Cuando la actividad humana solo está dominada por el ansia de dinero y el disfrute de los placeres, se pierde todo freno y quedan justificadas todas las conductas. Es que la filosofía individualista, desvirtuando la esencia de la Revolución Francesa, encierra como uno de sus principios morales básicos el enriquecimiento personal ilimitado.

(…) Con tal espíritu mercantil exclusivista no hay país que pueda avanzar para el bien de todos y sí para el bien de unos cuantos, ni gobierno con amplitud moral e intelectual que comprenda los verdaderos problemas que atañen a toda una nación. La sociedad está más allá de la vida económica de una minoría. La filosofía de los explotadores crea un derecho de explotadores, una moral de explotadores.

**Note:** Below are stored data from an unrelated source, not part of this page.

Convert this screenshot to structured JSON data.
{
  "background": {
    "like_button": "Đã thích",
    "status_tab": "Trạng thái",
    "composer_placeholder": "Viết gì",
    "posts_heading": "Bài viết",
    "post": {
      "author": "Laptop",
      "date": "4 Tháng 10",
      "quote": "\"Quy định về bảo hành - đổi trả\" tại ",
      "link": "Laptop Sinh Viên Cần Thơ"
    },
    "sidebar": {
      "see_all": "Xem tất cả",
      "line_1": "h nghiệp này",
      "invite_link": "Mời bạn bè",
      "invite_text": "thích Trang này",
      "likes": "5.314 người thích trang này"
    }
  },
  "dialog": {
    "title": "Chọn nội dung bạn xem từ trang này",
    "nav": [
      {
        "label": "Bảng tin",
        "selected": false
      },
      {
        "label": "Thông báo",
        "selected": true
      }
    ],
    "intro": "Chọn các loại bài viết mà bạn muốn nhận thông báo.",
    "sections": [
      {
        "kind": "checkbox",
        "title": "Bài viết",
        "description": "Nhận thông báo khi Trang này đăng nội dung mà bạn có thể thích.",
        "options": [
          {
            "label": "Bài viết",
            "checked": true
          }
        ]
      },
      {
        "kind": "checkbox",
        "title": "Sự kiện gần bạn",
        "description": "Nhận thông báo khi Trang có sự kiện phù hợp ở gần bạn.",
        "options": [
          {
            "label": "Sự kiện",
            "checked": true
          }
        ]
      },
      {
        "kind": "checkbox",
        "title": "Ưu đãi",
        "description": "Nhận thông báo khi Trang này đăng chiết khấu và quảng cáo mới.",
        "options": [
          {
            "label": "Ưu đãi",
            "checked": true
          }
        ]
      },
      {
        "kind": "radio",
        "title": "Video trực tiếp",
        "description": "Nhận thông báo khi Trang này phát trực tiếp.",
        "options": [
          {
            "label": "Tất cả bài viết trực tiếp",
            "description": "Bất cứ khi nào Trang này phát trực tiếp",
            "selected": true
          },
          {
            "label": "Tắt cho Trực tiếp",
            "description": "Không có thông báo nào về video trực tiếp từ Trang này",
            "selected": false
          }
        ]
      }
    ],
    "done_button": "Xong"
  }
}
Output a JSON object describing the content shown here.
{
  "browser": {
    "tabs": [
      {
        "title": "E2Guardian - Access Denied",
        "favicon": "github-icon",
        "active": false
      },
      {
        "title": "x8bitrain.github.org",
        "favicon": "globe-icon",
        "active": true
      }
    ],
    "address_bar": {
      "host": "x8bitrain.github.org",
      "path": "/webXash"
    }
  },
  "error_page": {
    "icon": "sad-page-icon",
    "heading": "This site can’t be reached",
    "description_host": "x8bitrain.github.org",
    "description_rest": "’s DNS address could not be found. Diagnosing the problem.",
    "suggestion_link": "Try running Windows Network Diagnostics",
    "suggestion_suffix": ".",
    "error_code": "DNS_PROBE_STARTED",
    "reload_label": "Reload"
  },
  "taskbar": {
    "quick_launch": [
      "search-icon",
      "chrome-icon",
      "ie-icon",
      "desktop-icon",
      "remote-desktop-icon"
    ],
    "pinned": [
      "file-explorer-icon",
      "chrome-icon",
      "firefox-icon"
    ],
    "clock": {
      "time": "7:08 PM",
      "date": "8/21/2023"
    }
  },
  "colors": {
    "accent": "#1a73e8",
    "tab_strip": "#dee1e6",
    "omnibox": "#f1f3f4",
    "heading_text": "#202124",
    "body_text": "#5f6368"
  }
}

Los valores esenciales del hombre, la inteligencia que lo hizo asociarse y el espíritu altruista que lo forjó como tal, han venido siendo lesionados durante siglos.

Por el contrario, la filosofía de la Revolución descansa sobre la premisa fundamental de que nadie puede ser feliz sin amoldar su conducta al interés colectivo. De que el enriquecimiento de los individuos no significa la prosperidad del Estado, porque el Estado es el pueblo todo.

Esto implica que en un Estado feliz la riqueza está más uniformemente distribuida, al facilitar a todos los ciudadanos el desarrollo de sus ilimitadas potencialidades.

Así piensan, consciente o inconscientemente, todos aquellos hombres de pensamiento y de acción que han puesto su grano de arena en el desarrollo de nuestra civilización.

Ellos han sido y son los instrumentos de la colectividad, del progreso, de la especie humana.

Fragmentos del artículo homónimo, escrito en noviembre de 1956. Publicado en el No. 19 de la edición especial de Lunes de Revolución, el 26 de julio de 1959, y compilado en Cuando me hice fidelista, de Eloísa M. Carreras Varona.